Investment decisions are governed by La Commission de la Caisse Commune, the centralized investment committee that pools assets from all six municipal pension plans. Richard Audet serves as President of the commission. Steve Lemelin, as Director of External Investment Managers, handles day-to-day manager selection, due diligence, and relationship management with external general partners.

Is the City of Montreal Retirement System part of CDPQ?

No. The City of Montreal Retirement System is a separate legal entity that manages pensions for Montreal municipal employees. CDPQ manages assets for the Quebec provincial pension plan and other depositors. While both are based in Montreal and collaborate informally on regional climate and infrastructure initiatives, they operate under completely separate governance structures and investment mandates.

Does the fund invest directly or through external managers?

The fund allocates primarily through external investment managers. Steve Lemelin's dedicated role as Director of External Investment Managers confirms a manager-focused strategy. Known commitments include participation in the RREEF Pan-European Infrastructure Fund. Co-investment opportunities alongside managers may supplement the primary fund-commitment approach, consistent with peer Canadian pension practices.

What investment stages or asset classes does the system target?

Real estate and infrastructure represent the core alternative asset classes based on the fund's disclosed commitments and professional activities. The known allocation to a Pan-European infrastructure fund and participation in GRI Institute real estate forums signal a mature alternatives program. Public-market allocations, while undisclosed in composition, complete the portfolio alongside the private-market exposures.

How is the City of Montreal Retirement System structured administratively?

The Bureau des régimes de retraite de Montréal coordinates the administrative activities of six separate pension committees. Each committee oversees a distinct employee group pension plan. The Bureau handles plan administration, participant rights determination, and contribution management.

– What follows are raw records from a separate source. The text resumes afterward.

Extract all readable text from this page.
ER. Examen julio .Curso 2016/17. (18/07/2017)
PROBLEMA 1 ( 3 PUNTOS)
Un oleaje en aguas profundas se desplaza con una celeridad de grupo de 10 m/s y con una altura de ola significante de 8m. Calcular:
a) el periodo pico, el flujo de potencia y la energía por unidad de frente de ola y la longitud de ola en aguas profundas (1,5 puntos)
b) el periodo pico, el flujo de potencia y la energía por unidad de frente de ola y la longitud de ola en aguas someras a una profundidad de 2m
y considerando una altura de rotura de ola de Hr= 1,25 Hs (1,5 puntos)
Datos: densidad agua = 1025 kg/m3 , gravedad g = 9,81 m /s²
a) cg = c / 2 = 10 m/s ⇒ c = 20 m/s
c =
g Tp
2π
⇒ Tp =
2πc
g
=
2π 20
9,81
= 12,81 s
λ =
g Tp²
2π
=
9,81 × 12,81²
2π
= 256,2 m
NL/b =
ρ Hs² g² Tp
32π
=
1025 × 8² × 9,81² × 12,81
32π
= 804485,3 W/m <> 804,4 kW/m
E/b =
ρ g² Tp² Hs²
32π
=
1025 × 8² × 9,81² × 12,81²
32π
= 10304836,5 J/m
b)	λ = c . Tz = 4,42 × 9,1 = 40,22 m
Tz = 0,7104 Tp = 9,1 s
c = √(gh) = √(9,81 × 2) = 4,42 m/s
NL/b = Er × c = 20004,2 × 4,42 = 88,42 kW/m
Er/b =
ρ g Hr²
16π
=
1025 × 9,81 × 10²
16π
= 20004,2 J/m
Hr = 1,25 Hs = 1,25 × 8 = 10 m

A separate investment entity — La Commission de la Caisse Commune — pools the plan assets for unified investment management.

Which sectors does the fund explicitly avoid?

No explicit exclusionary screens are publicly documented. As a public-sector pension fund with a municipal mandate, the investment policy likely adheres to Quebec regulatory standards for pension investing. The fund's observable sector focus — infrastructure and real estate — suggests a preference for tangible, long-duration assets rather than venture-stage or speculative exposures.

How does the fund source external manager relationships?

Manager sourcing runs through Steve Lemelin's external investment team, supplemented by professional network participation. Lemelin's involvement with GRI Institute — a forum for infrastructure and real estate investors — provides exposure to manager presentations, co-investor intelligence, and deal flow that feeds the selection pipeline. The fund's Montreal location and proximity to CDPQ's ecosystem creates additional informal sourcing channels.

Profile maintained by using OSINT (open-source intelligence), regulatory filings, licensed data partners, and verified direct submissions. Read the methodology. Last updated: . Continuous refresh with full update cycles at least every 30 days.